Han dynasty prime minister (died 77 BC)

Tian Qianqiu (田千秋, ？- 77BC) was a Han dynasty politician who served as prime minister for 12 years during the reign of Emperor Wu of Han and Emperor Zhao of Han. He was the host of the debate of Salt and Iron in 81 BC. Due to his then-advanced age, Emperor Zhao allowed him to use a chariot as transportation while attending court sessions, instead of remaining on foot. Thus, he was also known as "Prime Minister of the Chariot" (车丞相) or "Che Qianqiu" (车千秋; his biography in the Book of Han is listed under this name).

According to the Book of Han, Tian was a descendant of the ruling house of the dukedom of Qi. His family migrated to Changling Country where he was born. His first appointment in the imperial court was Gaoqinglang (高寢郎), the guard of the shrine of Emperor Gaozu of Han, the founder of the Han dynasty. After the rebellion caused by Crown Prince Wei, he stood by the side of the crown prince by pointing out Emperor Wu's shortcomings as a father. Emperor Wu was impressed by his uprightness and appointed him the position of Dahonglu (大鸿胪). Shortly afterward, Tian became prime minister and was granted the title of "Marquess who Enriches the People" (富民候, Fu Min Hou).

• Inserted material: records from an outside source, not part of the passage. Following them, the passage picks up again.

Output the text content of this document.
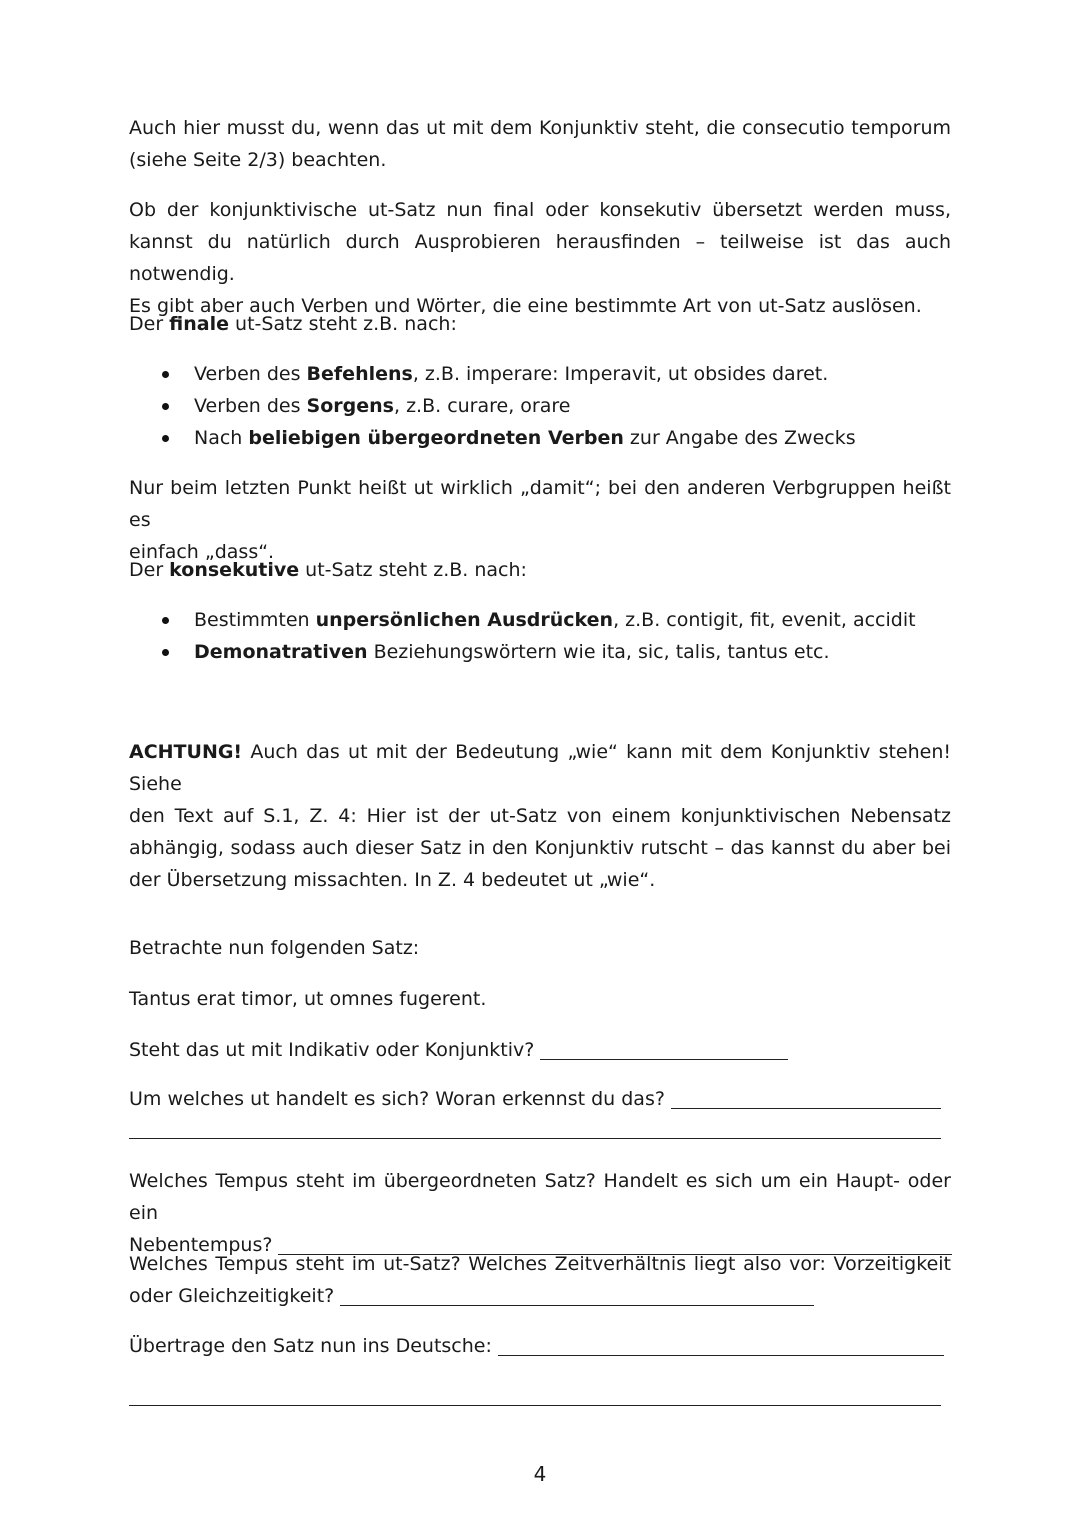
Auch hier musst du, wenn das ut mit dem Konjunktiv steht, die consecutio temporum

(siehe Seite 2/3) beachten.

Ob der konjunktivische ut-Satz nun final oder konsekutiv übersetzt werden muss,

kannst du natürlich durch Ausprobieren herausfinden – teilweise ist das auch notwendig.

Es gibt aber auch Verben und Wörter, die eine bestimmte Art von ut-Satz auslösen.

Der finale ut-Satz steht z.B. nach:

Verben des Befehlens, z.B. imperare: Imperavit, ut obsides daret.
Verben des Sorgens, z.B. curare, orare
Nach beliebigen übergeordneten Verben zur Angabe des Zwecks

Nur beim letzten Punkt heißt ut wirklich „damit“; bei den anderen Verbgruppen heißt es

einfach „dass“.

Der konsekutive ut-Satz steht z.B. nach:

Bestimmten unpersönlichen Ausdrücken, z.B. contigit, fit, evenit, accidit
Demonatrativen Beziehungswörtern wie ita, sic, talis, tantus etc.

ACHTUNG! Auch das ut mit der Bedeutung „wie“ kann mit dem Konjunktiv stehen! Siehe

den Text auf S.1, Z. 4: Hier ist der ut-Satz von einem konjunktivischen Nebensatz

abhängig, sodass auch dieser Satz in den Konjunktiv rutscht – das kannst du aber bei

der Übersetzung missachten. In Z. 4 bedeutet ut „wie“.

Betrachte nun folgenden Satz:

Tantus erat timor, ut omnes fugerent.

Steht das ut mit Indikativ oder Konjunktiv?

Um welches ut handelt es sich? Woran erkennst du das?

Welches Tempus steht im übergeordneten Satz? Handelt es sich um ein Haupt- oder ein

Nebentempus?

Welches Tempus steht im ut-Satz? Welches Zeitverhältnis liegt also vor: Vorzeitigkeit

oder Gleichzeitigkeit?

Übertrage den Satz nun ins Deutsche:

4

Emperor Wu, on his deathbed, delivered his son Fuling (the later Emperor Zhao) to Huo Guang, Sang Hongyang, Shangguan Jie and Jin Midi. Although the four ministers were thus in charge of the imperial court, Tian remained in his post.

Although Tian remained as prime minister until his death in 77 BC, no major political achievements were made by him. Huo Guang, on the other hand, became the de facto ruler of China during the reign of Emperor Zhao of Han. Possibly due to his political nonchalance, Tian was applauded by Huo for being "prudent".

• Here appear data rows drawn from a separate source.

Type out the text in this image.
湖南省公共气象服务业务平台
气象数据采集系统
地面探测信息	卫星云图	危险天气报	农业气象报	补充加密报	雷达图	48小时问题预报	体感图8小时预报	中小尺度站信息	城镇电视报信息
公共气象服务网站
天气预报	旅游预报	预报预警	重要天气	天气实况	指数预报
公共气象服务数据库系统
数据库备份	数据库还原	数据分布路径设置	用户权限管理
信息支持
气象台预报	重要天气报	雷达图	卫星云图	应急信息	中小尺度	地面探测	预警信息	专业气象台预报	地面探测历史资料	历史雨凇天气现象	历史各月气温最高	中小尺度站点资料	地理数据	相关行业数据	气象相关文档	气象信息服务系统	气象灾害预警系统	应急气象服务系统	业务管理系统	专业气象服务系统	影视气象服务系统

Tian hosted the debate of Salt and Iron in the sixth year of the Shiyuan era (81 BC). During the debate, Tian kept his silence without uttering a word. He was later criticized by Huan Kuan, the recorder of the debate, for being extremely evasive. However, without further judgements, it can be said that Tian maintained his neutrality during the debate.